Bademcik iltihabına genellikle streptokok, pnömokok, Haemophilius influenzae veya stafilokok neden olur. Bu hastalık özellikle bağışıklık sistemi zayıflamış çocukları ve yetişkinleri etkiler. Bademcik iltihabı yaygınsa ve hasta sıklıkla nefes almakta güçlük çekiyorsa, ameliyat bir seçenektir.

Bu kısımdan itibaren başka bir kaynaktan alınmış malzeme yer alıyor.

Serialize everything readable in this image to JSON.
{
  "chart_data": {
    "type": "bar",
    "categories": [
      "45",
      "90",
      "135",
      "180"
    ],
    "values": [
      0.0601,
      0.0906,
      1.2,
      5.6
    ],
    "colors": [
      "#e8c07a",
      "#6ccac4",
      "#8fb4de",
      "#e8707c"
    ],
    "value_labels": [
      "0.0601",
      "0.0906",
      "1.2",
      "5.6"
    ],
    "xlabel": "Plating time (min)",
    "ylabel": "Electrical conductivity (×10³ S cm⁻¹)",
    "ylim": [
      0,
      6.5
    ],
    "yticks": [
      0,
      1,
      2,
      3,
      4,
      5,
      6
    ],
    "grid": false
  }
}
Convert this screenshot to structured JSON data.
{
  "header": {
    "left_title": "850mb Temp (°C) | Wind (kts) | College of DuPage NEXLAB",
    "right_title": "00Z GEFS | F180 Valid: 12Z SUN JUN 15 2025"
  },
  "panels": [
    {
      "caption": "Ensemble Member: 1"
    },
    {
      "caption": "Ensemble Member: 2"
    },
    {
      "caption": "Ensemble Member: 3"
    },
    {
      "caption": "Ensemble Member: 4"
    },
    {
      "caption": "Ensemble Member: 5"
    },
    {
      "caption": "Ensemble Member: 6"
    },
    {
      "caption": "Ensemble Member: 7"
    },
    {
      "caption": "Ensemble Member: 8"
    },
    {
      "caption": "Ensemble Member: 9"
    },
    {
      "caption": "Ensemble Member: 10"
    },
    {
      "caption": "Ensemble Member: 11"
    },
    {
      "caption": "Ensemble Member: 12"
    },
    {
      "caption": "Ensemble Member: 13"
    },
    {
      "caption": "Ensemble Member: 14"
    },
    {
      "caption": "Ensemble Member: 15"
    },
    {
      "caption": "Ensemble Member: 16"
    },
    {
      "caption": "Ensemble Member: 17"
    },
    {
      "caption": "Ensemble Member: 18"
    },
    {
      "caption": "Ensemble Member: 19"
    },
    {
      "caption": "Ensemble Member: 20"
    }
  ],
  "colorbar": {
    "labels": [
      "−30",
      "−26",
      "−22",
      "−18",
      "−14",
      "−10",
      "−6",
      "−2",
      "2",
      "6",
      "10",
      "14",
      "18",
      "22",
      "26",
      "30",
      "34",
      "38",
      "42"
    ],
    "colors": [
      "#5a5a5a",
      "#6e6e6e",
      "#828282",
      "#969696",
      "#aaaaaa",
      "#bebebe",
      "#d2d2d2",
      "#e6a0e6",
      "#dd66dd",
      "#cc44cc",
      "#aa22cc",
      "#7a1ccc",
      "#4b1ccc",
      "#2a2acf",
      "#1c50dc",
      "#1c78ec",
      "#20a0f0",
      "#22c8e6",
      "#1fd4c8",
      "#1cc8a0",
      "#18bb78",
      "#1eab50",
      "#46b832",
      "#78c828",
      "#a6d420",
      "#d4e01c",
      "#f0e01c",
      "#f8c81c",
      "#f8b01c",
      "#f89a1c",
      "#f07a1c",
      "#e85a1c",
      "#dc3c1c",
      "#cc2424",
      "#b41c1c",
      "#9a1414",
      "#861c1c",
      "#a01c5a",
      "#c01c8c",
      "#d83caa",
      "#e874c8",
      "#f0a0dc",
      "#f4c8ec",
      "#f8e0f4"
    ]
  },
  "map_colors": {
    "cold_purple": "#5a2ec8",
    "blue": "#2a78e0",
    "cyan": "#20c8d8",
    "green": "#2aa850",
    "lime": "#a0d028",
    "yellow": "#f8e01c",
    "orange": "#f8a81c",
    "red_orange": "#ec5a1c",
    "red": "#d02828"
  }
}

Apandisitte, apendiksin solucan şeklindeki ucu iltihaplıdır. Apandisitin günlük dilde konuşulduğu doğrudur, ancak tüm apandisit enfeksiyondan etkilenmez. Hasta için hayatı tehdit eden sonuçlardan kaçınmak için, tanıdan sonra 10 cm uzunluğunda ve 1 cm kalınlığındaki ek çıkarılır. Bu, özellikle çocuklukta bir enfeksiyon meydana geldiğinde savunmayı başlatan büyük miktarda lenf folikülü içerir. Enflamasyon özellikle 10 yaşından itibaren çocuklarda ve ergenlerde görülür. Yetişkinler 30 yaşına kadar apandisite eğilimlidir. Apendiks enfeksiyonlarının semptomları arasında iştahsızlık, bulantı, kusma ve yüksek ateş bulunur.
Lenf düğümleri ve dalak şiştiğinde buna manto hücreli lenfoma denir. Sadece sağlıklı değil, aynı zamanda kusurlu B lenfositleri de artar. Bunlar, aksi takdirde lenf foliküllerinin kenar bölgesinde bulunan lenfositlere benzer bir görünüme sahiptir. Bu hücreler, lenf düğümlerinde ve dalakta giderek büyüyen ve savunma işlevi olmayan tümör hücreleridir. Ancak yukarıdaki ikisinden farklı olarak bu durum enfeksiyon sonucu ortaya çıkmaz. Şimdiye kadar, tüm hastaların yaklaşık yüzde 85'inde genetik değişiklik olmasına rağmen, kalıtsal bir nedene dair hiçbir kanıt yoktur.